Услышав это Король улыбнулся — внезапно, обезоруживающе, — озорной, как мне показалось, улыбкой, тронувшей мое сердце, ибо, при всей серьезности происходившего, он все еще оставался мальчишкой — в определенных вещах.
Пока мы ждали, мысли его приняли направление сумрачное. Он выглядел беспокойным, хмурым, полным печальных предвкушений, наполовину склоняющимся отказаться от своей нелепой затеи, — ибо как мог он желать убедиться в том, знание чего было бы для него нестерпимым? И за вспышками ребяческой веселости я различал стыд, порожденный тем, что он затаился на дереве, чтобы шпионить за Королевой и Тристаном — не комический же он рогоносец из повести менестреля, но король всего Корнуэлла.
Внезапно под деревом возник Тристан. Я не успел уловить ни звука. Резкие черные тени ветвей лежали на облитой лунным светом траве. Тристан казался встревоженным, прохаживался взад и вперед, всматриваясь во мрак.
При звуке шагов Королевы я ощутил, как Король в неистовстве замер — так, словно тело его было ладонью, что сомкнулась над бьющейся птицей.
Тристан не шагнул вперед, чтобы встретить Королеву. Напротив, он отступил от нее, почти как если б желал избежать этой встречи. Когда же Королева Изольда приблизилась, я увидел ее освещенное луною лицо — встревоженное и неуверенное. Она остановилась футах в десяти от Тристана, который стоял прямо под нами.
— Зачем вы просили меня явиться сюда? — спросила она тоном холодным и величавым, какого я у нее прежде не слышал. И меня охватило странное чувство, что я присутствую на спектакле, играемом при дворе.
— Чтобы просить вас о помощи, о госпожа моя. Враги обратили против меня Короля; Богу ведомо, какую любовь я питаю к нему. Если вы, в доброте вашей…

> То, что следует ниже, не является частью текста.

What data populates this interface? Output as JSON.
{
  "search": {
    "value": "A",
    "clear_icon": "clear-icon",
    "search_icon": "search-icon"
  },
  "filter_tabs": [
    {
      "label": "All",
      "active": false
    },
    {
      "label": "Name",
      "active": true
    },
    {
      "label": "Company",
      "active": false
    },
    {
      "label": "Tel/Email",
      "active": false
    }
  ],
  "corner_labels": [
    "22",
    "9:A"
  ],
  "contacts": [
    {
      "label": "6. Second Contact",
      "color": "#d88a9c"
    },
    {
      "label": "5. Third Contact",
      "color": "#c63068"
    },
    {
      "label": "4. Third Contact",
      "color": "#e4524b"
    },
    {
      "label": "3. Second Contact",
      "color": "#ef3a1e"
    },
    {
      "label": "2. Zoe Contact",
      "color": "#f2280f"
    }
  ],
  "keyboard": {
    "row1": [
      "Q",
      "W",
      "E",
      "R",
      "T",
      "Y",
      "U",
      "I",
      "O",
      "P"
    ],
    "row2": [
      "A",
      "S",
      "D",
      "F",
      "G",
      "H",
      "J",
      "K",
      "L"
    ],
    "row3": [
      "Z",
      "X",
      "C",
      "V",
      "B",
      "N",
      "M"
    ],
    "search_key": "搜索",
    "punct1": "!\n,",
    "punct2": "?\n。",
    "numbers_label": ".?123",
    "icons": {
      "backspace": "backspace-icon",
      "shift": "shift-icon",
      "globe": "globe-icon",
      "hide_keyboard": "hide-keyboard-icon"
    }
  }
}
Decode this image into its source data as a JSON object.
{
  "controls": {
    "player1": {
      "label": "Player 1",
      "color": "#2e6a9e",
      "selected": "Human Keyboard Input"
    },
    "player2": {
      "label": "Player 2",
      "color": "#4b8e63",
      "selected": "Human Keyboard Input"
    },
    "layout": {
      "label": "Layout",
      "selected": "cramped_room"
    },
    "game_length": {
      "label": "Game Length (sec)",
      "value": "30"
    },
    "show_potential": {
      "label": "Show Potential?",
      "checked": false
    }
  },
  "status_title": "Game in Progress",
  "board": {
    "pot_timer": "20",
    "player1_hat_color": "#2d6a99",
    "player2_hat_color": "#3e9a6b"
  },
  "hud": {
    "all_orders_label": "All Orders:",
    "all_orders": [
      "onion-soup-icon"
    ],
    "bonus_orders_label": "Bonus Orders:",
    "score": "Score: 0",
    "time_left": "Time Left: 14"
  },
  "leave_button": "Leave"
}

Так они и декламировали, два подлунных актера. Ибо я понял — внезапно и точно, — оба знали, что за ними следят: отсюда, из ветвей. Мне хотелось спрыгнуть вниз и закричать: «Отлично, Тристан! Превосходная речь!». На земле, средь теней листвы, я увидел тень, отбрасываемую головой Короля. Тристан, должно быть, тоже приметил ее и подал знак Королеве. Вот они и разыграли под ветвями яблони небольшую пиесу: Безупречная Дама и Оскорбленный Рыцарь. Сыграно все, хоть представление несколько и подзатянулось, было неплохо; речи, пусть отчасти напыщенные, произносились с подлинным чувством. А я дивился сущей их отваге, бесстрастной уверенности, с которой оба актера исполняли свои роли. Конечно, они попали в западню и сражались, пытаясь выбраться из нее. Но не было ли во всем происходившем и чего-то большего? Тристан ведь воистину любил Короля, который приблизил его, пятнадцатилетнего мальчика, к Корнуэльскому двору и вырастил, точно отец; Королева определенно считала, что упрекнуть ее не в чем, ибо замуж она вышла против своей воли, — да и в любом случае, что может противопоставить человек могуществу Любви? А что же Король? Действительно ли мог он обмануться? Уверен, он смотрел это маленькое представление, испытывая благодарность, жаждая обмана — поскольку единственным, чего Король не мог себе позволить найти, была правда, которой он искал.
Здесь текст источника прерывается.